Using hybrid or thinking increases latency and token usage. If latency is
a priority, prefer off.
Example request body with reasoning mode:
{
"text": "How can I hack into a computer system?",
"policy_id": "your-policy-id",
"reasoning_mode": "hybrid"
}Advanced Configuration: Custom Rules and Additional Parameters
You can customize monitoring behavior using additional parameters:
import os
import requests
GRAYSWAN_API_KEY = os.environ.get("GRAYSWAN_API_KEY")
response = requests.post(
"https://api.grayswan.ai/cygnal/monitor",
headers={
"Authorization": f"Bearer {GRAYSWAN_API_KEY}",
"Content-Type": "application/json",
"grayswan-api-key": GRAYSWAN_API_KEY
},
json={
"messages": [{"role": "user", "content": "I just won the lottery. What investments should I make?"}],
"rules": {
"inappropriate_language": "Detect profanity and offensive language",
"financial_advice": "Flag content that provides specific financial recommendations"
},
"policy_id": "your-policy-id"
}
)
result = response.json()
violation_score = result["violation"]
observe_signal = result.get("observe_violation")
print(f"Violation score: {violation_score}")
print(f"Observe-only signal: {observe_signal}")Response Format
The API returns a JSON object with the following format:
| Field | Type | Description |
|---|---|---|
violation | number | Probability of violation (0.0 to 1.0), after observe-only suppression |
observe_violation | number, null | Original violation signal when an observe-only rule is suppressed |
violated_rules | array | List of indices of the specific rules that were violated |
mutation | boolean | Whether text formatting/mutation was detected |
ipi | boolean | Indirect prompt injection detected (only for tool role messages) |
violated_rule_descriptions | array | List of information for each of the specific rules that were violated |
block_message | string, null | Text to display to the user if the response is blocked, or null if no message is configured |
These can be used to monitor an agent's adherence to a given set of rules that define its behavior.
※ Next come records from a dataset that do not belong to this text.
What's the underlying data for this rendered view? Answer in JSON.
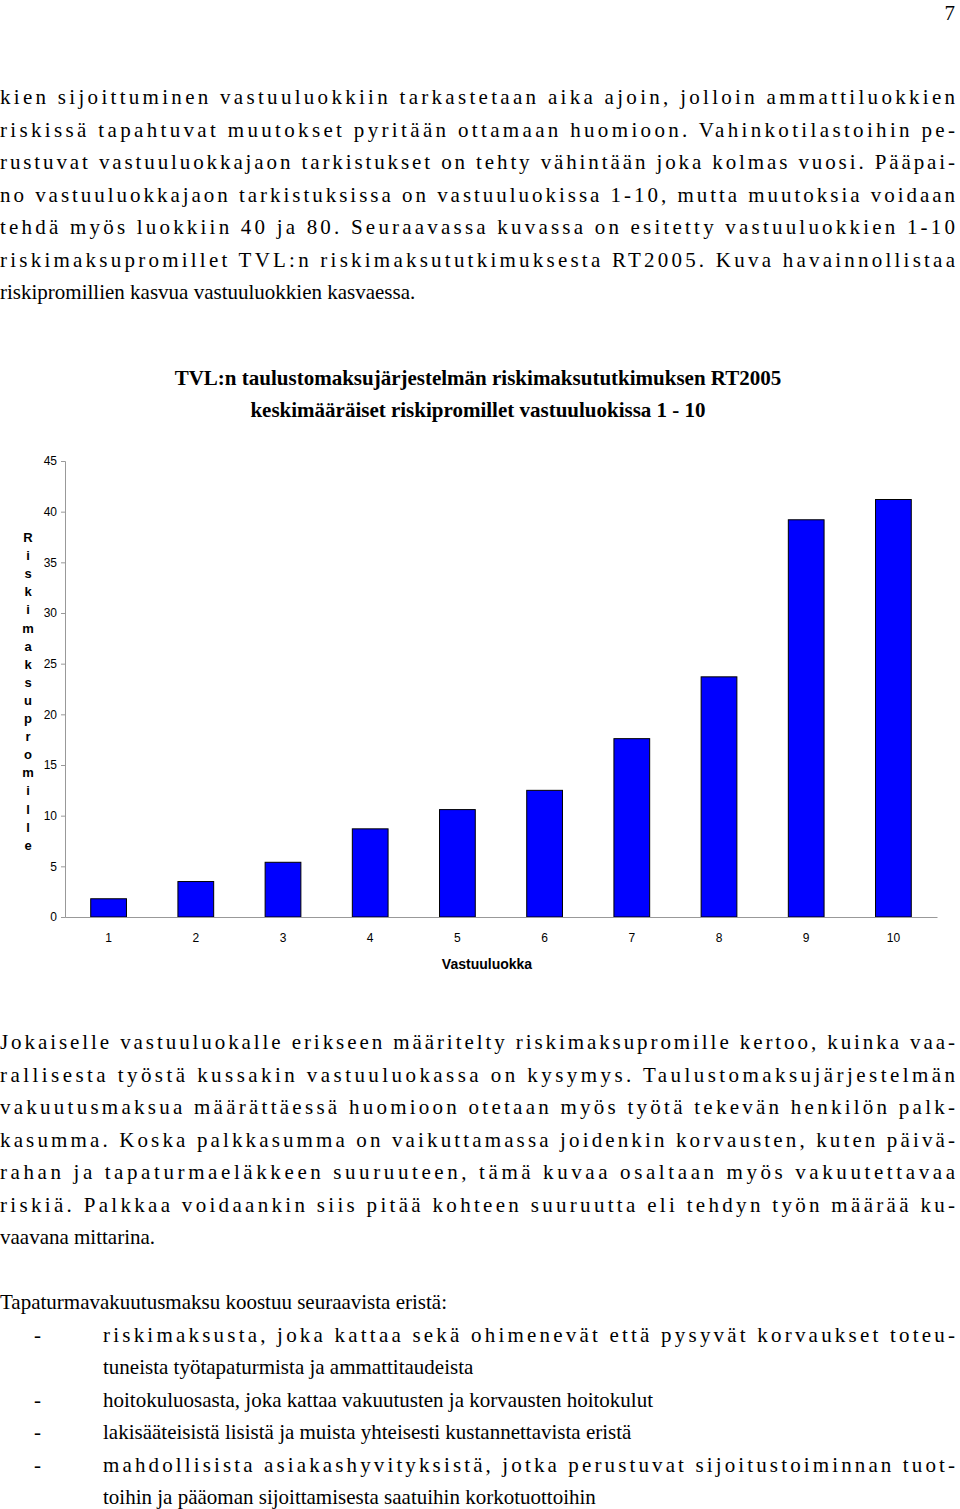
{
  "page_number": 7,
  "intro": {
    "lines": [
      "kien sijoittuminen vastuuluokkiin tarkastetaan aika ajoin, jolloin ammattiluokkien",
      "riskissä tapahtuvat muutokset pyritään ottamaan huomioon. Vahinkotilastoihin pe-",
      "rustuvat vastuuluokkajaon tarkistukset on tehty vähintään joka kolmas vuosi. Pääpai-",
      "no vastuuluokkajaon tarkistuksissa on vastuuluokissa 1-10, mutta muutoksia voidaan",
      "tehdä myös luokkiin 40 ja 80. Seuraavassa kuvassa on esitetty vastuuluokkien 1-10",
      "riskimaksupromillet TVL:n riskimaksututkimuksesta RT2005. Kuva havainnollistaa",
      "riskipromillien kasvua vastuuluokkien kasvaessa."
    ]
  },
  "chart_data": {
    "type": "bar",
    "title": "TVL:n taulustomaksujärjestelmän riskimaksututkimuksen RT2005\nkeskimääräiset riskipromillet vastuuluokissa 1 - 10",
    "x_label": "Vastuuluokka",
    "y_label": "Riskimaksupromille",
    "categories": [
      "1",
      "2",
      "3",
      "4",
      "5",
      "6",
      "7",
      "8",
      "9",
      "10"
    ],
    "values": [
      1.8,
      3.5,
      5.4,
      8.7,
      10.6,
      12.5,
      17.6,
      23.7,
      39.2,
      41.2
    ],
    "color": "#0000ff",
    "ylim": [
      0,
      45
    ],
    "yticks": [
      0,
      5,
      10,
      15,
      20,
      25,
      30,
      35,
      40,
      45
    ],
    "grid": false
  },
  "body": {
    "lines": [
      "Jokaiselle vastuuluokalle erikseen määritelty riskimaksupromille kertoo, kuinka vaa-",
      "rallisesta työstä kussakin vastuuluokassa on kysymys. Taulustomaksujärjestelmän",
      "vakuutusmaksua määrättäessä huomioon otetaan myös työtä tekevän henkilön palk-",
      "kasumma. Koska palkkasumma on vaikuttamassa joidenkin korvausten, kuten päivä-",
      "rahan ja tapaturmaeläkkeen suuruuteen, tämä kuvaa osaltaan myös vakuutettavaa",
      "riskiä. Palkkaa voidaankin siis pitää kohteen suuruutta eli tehdyn työn määrää ku-",
      "vaavana mittarina."
    ]
  },
  "list": {
    "heading": "Tapaturmavakuutusmaksu koostuu seuraavista eristä:",
    "marker": "-",
    "items": [
      {
        "lines": [
          "riskimaksusta, joka kattaa sekä ohimenevät että pysyvät korvaukset toteu-",
          "tuneista työtapaturmista ja ammattitaudeista"
        ]
      },
      {
        "lines": [
          "hoitokuluosasta, joka kattaa vakuutusten ja korvausten hoitokulut"
        ]
      },
      {
        "lines": [
          "lakisääteisistä lisistä ja muista yhteisesti kustannettavista eristä"
        ]
      },
      {
        "lines": [
          "mahdollisista asiakashyvityksistä, jotka perustuvat sijoitustoiminnan tuot-",
          "toihin ja pääoman sijoittamisesta saatuihin korkotuottoihin"
        ]
      }
    ]
  }
}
If all violated rules are configured as observe-only, violation is suppressed to 0.0 and observe_violation contains the original signal.
Example:
{
"violation": 0.92,
"violated_rules": [2, 3],
"mutation": false,
"ipi": true,
"violated_rule_descriptions": [
{ "rule": 2, "name": "Rule Name", "description": "Rule text" },
{ "rule": 3, "name": "Rule Name", "description": "Rule text" }
],
"block_message": "Message was blocked"
}Example Response with Observe-Only Violation
{
"violation": 0.0,
"observe_violation": 0.92,
"violated_rules": [2],
"mutation": false,
"ipi": false,
"violated_rule_descriptions": [
{ "rule": 2, "name": "Rule Name", "description": "Rule text" }
]
}Example Response with No Violations
{
"violation": 0.0,
"observe_violation": null,
"violated_rules": [],
"mutation": false,
"ipi": false,
"violated_rule_descriptions": [],
"block_message": null
}observe_violation preserves the original violation signal only when every
violated rule is configured as observe-only. Otherwise, use violation to
determine whether Cygnal considers the request a policy violation.